Canine Physical Fitness
Because the dachshund has an unusually long back and is prone to back injuries and disc disease, you must be able to limit its jumping up on furniture, running up and down stairs, and definitely not allow jumping in and out of the car. Though your dachsie will be more than happy to perform these physical activities, they are not good for him.
So, you must be able to make sure your dachshund is never put in physical jeopardy of injuring himself. This will involve your picking up your dachshund and carrying him when necessary. If you plan on owning a miniature dachshund, this isn't much weight to lift, and it probably isn't anything to be concerned about unless you are frail or suffer from a condition, such as arthritis, that makes such an effort painful. If you plan on owning a standard dachshund, you'll need to be prepared to pick up and safely hold a 16- to 30- pound animal. Can you do this? Or is it time to hit the gym?
In addition, you'll need to be able to briskly walk your dachshund at least twice a day for half an hour. If you're a leisurely walker (20 minutes per mile), this means three miles a day. If you haven't been exercising, this can be quite a jolt on the system.
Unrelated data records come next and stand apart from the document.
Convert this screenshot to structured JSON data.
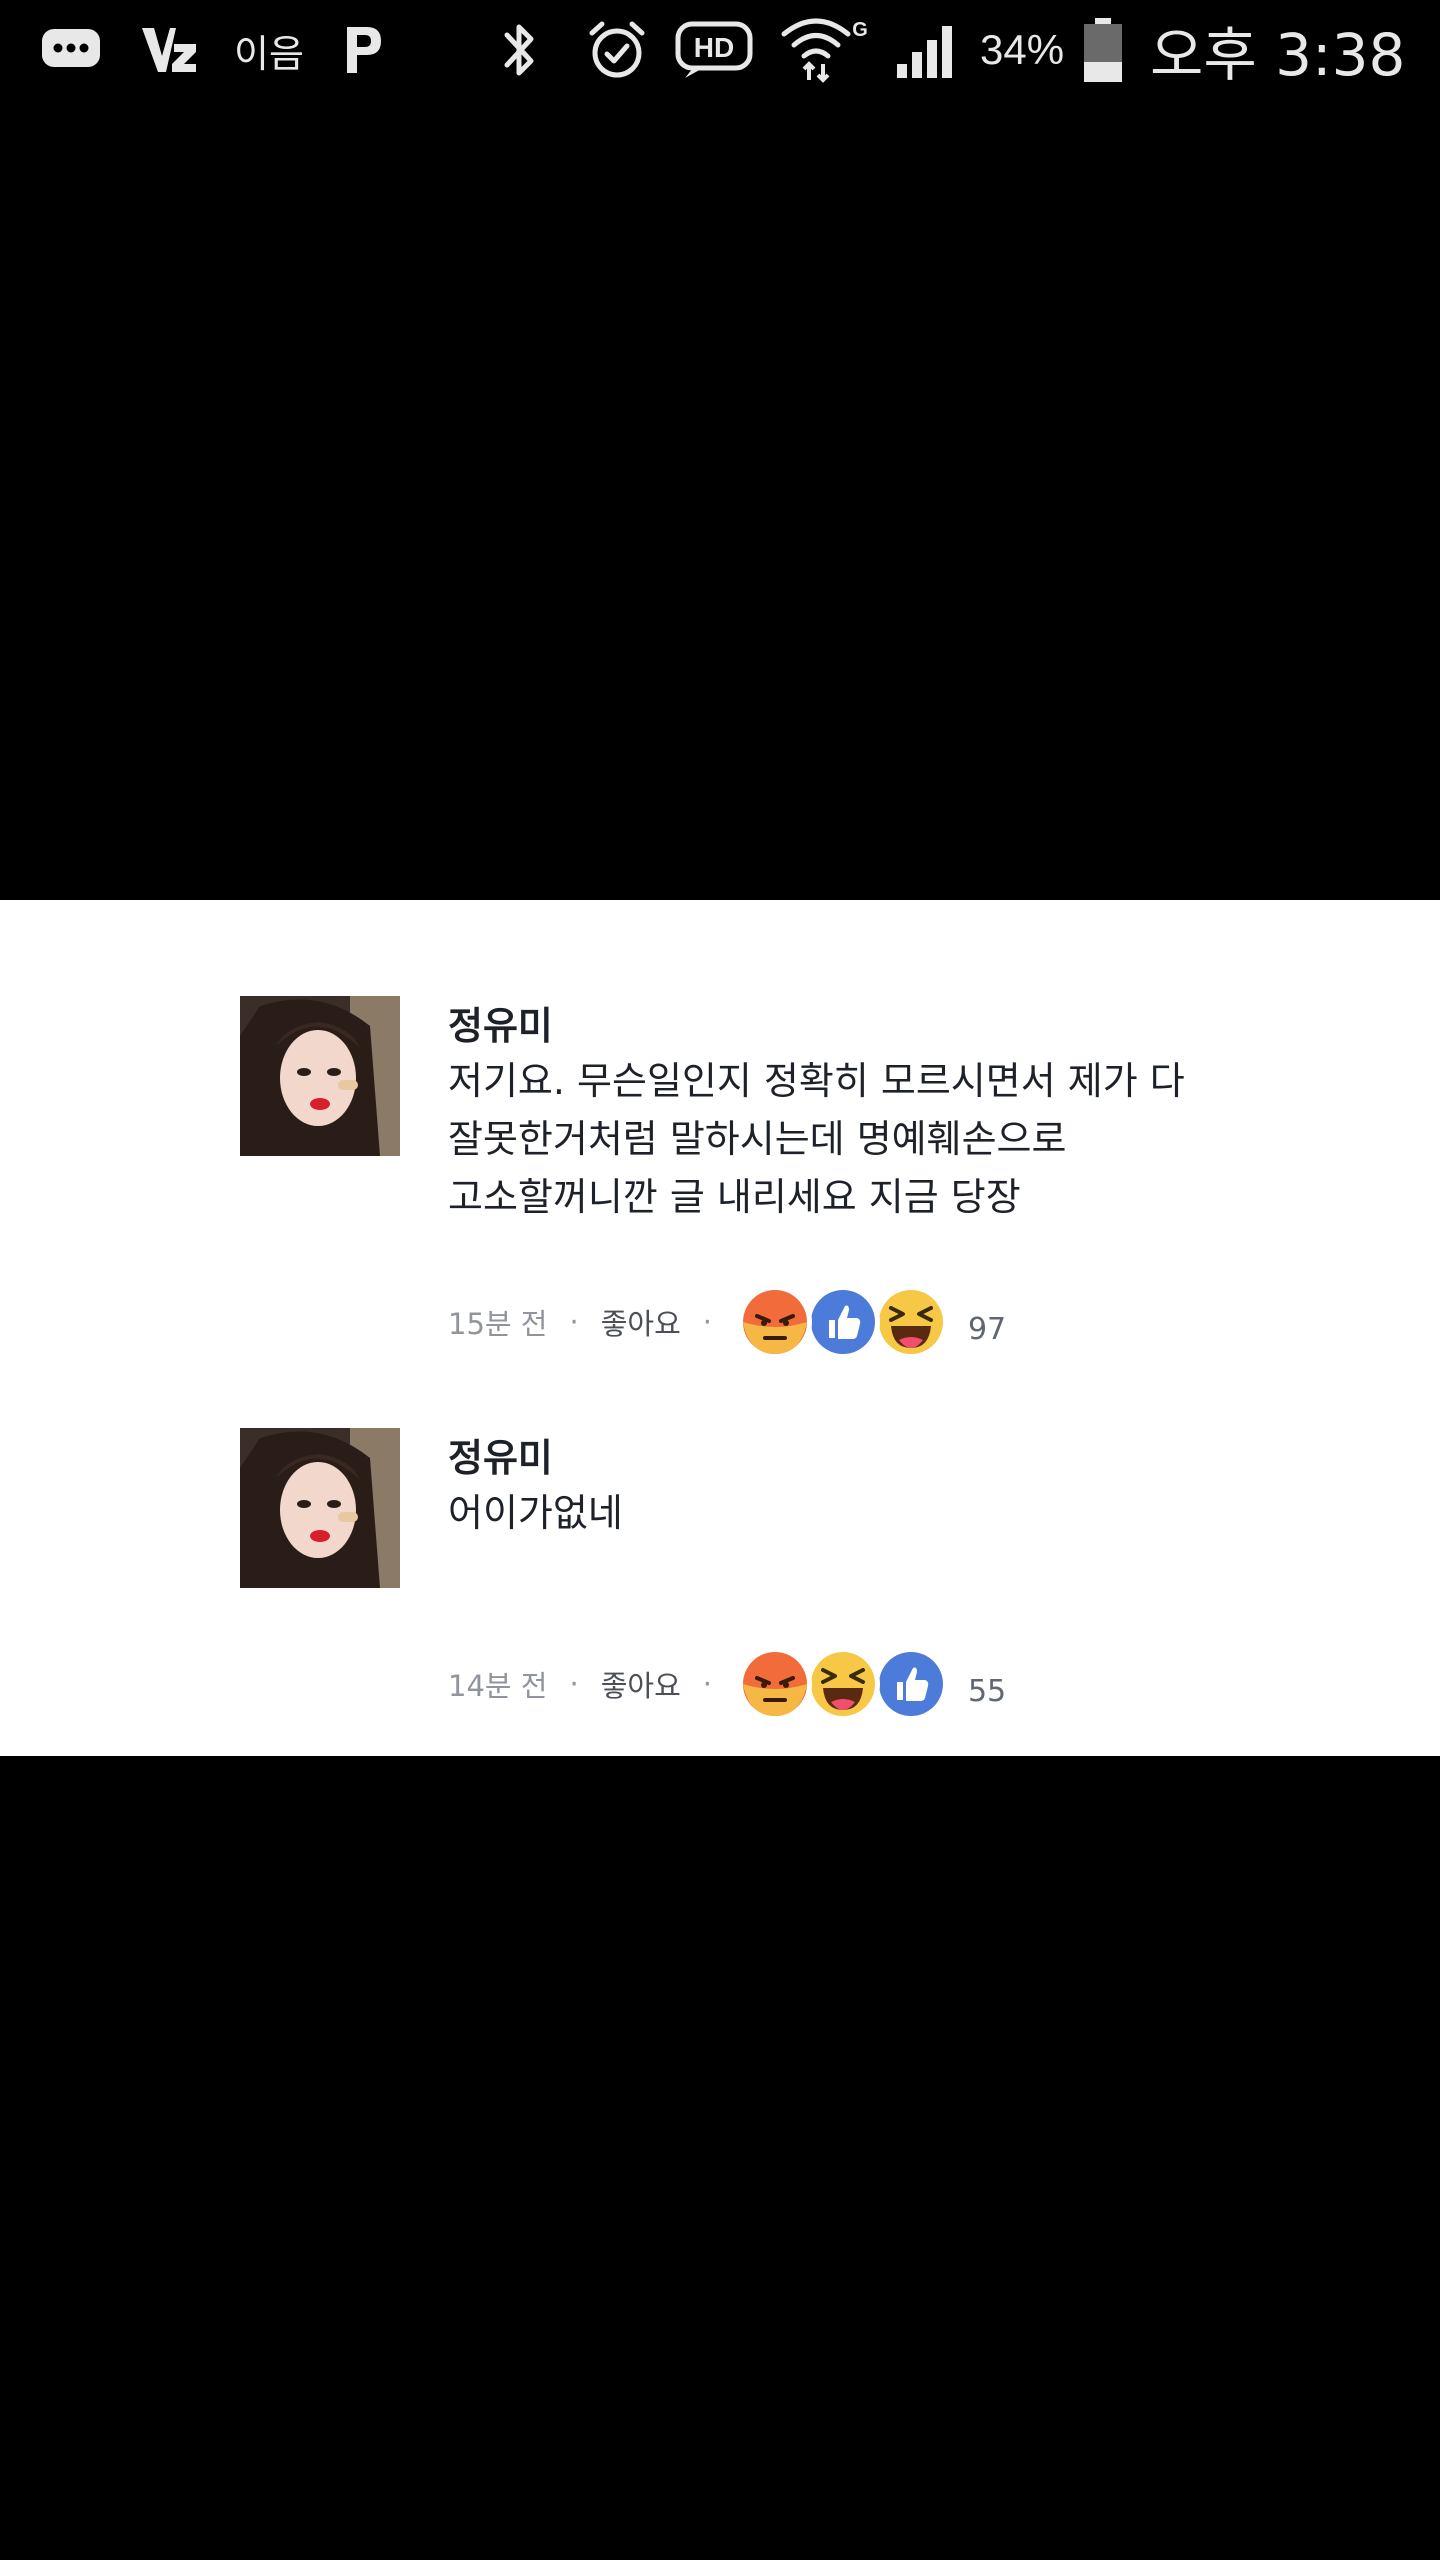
{
  "status_bar": {
    "call_app_label": "이음",
    "battery_percent": "34%",
    "time": "오후 3:38",
    "icons": [
      "message-icon",
      "v-app-icon",
      "p-app-icon",
      "bluetooth-icon",
      "alarm-icon",
      "hd-icon",
      "wifi-icon",
      "signal-icon",
      "battery-icon"
    ]
  },
  "comments": [
    {
      "author": "정유미",
      "lines": [
        "저기요. 무슨일인지 정확히 모르시면서 제가 다",
        "잘못한거처럼 말하시는데 명예훼손으로",
        "고소할꺼니깐 글 내리세요 지금 당장"
      ],
      "time": "15분 전",
      "like_label": "좋아요",
      "separator": "·",
      "reactions": [
        "angry-reaction-icon",
        "like-reaction-icon",
        "haha-reaction-icon"
      ],
      "reaction_count": "97"
    },
    {
      "author": "정유미",
      "lines": [
        "어이가없네"
      ],
      "time": "14분 전",
      "like_label": "좋아요",
      "separator": "·",
      "reactions": [
        "angry-reaction-icon",
        "haha-reaction-icon",
        "like-reaction-icon"
      ],
      "reaction_count": "55"
    }
  ],
  "colors": {
    "background": "#000000",
    "panel": "#ffffff",
    "text": "#1d2129",
    "meta": "#90949c",
    "like_blue": "#4c7bd9",
    "angry": "#f26b3a",
    "haha": "#f7c846"
  }
}
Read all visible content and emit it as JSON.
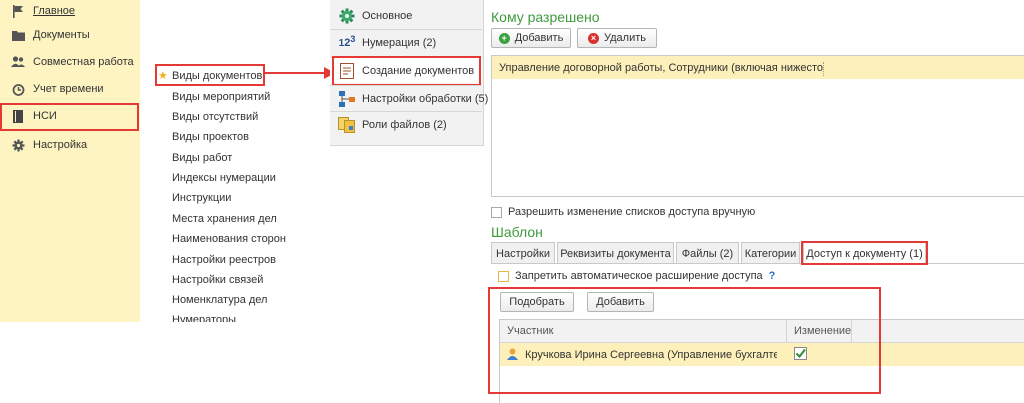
{
  "nav": {
    "items": [
      {
        "label": "Главное",
        "icon": "flag-icon"
      },
      {
        "label": "Документы",
        "icon": "folder-icon"
      },
      {
        "label": "Совместная работа",
        "icon": "users-icon"
      },
      {
        "label": "Учет времени",
        "icon": "clock-icon"
      },
      {
        "label": "НСИ",
        "icon": "book-icon"
      },
      {
        "label": "Настройка",
        "icon": "gear-icon"
      }
    ]
  },
  "reference": {
    "items": [
      "Виды документов",
      "Виды мероприятий",
      "Виды отсутствий",
      "Виды проектов",
      "Виды работ",
      "Индексы нумерации",
      "Инструкции",
      "Места хранения дел",
      "Наименования сторон",
      "Настройки реестров",
      "Настройки связей",
      "Номенклатура дел",
      "Нумераторы"
    ]
  },
  "settings": {
    "items": [
      {
        "label": "Основное",
        "icon": "gear-icon"
      },
      {
        "label": "Нумерация (2)",
        "icon": "numbering-icon"
      },
      {
        "label": "Создание документов",
        "icon": "document-icon"
      },
      {
        "label": "Настройки обработки (5)",
        "icon": "workflow-icon"
      },
      {
        "label": "Роли файлов (2)",
        "icon": "file-roles-icon"
      }
    ]
  },
  "allowed": {
    "title": "Кому разрешено",
    "add_label": "Добавить",
    "delete_label": "Удалить",
    "row": "Управление договорной работы, Сотрудники (включая нижестоя..."
  },
  "manual_access_label": "Разрешить изменение списков доступа вручную",
  "template": {
    "title": "Шаблон",
    "tabs": [
      "Настройки",
      "Реквизиты документа",
      "Файлы (2)",
      "Категории",
      "Доступ к документу (1)"
    ],
    "forbid_label": "Запретить автоматическое расширение доступа",
    "help": "?",
    "pick_label": "Подобрать",
    "add_label": "Добавить",
    "columns": [
      "Участник",
      "Изменение"
    ],
    "participant": "Кручкова Ирина Сергеевна (Управление бухгалтер..."
  },
  "colors": {
    "nav_bg": "#fdf4c2",
    "highlight_row": "#fdf0bb",
    "accent_green": "#3e9a3e",
    "annotation_red": "#e53935"
  }
}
Will my dachshund need disc surgery at some point during his life?
The odds of severe disc disease striking your dachsie could be as high as 25 percent. Treating disc disease can be very expensive. Surgery can cost upwards of $2,000. If your dachshund does need surgery, are you prepared to do what it takes to give him the quality of life he deserves?
On the other hand, if you haven't been exercising, perhaps the dachshund is just what you need! If, however, you suffer from a medical condition that limits your movement, you will need to consider other ways to provide your dachsie with the exercise he needs, which may mean hiring someone to walk him for you.
So, just how much is that dachshund going to cost you? A healthy, well-bred dachsie puppy from a reputable breeder may cost anywhere from $300 to $500, while the adoption fee for a spayed or neutered adult dachshund is generally around $200. But it's pretty safe to say that the initial fee for the dog itself is going to be the least of your expenditures. You'll need to pay for a new crate, veterinary expenses, food, grooming supplies — these things all add up. Your first year is likely to cost well over $1,000.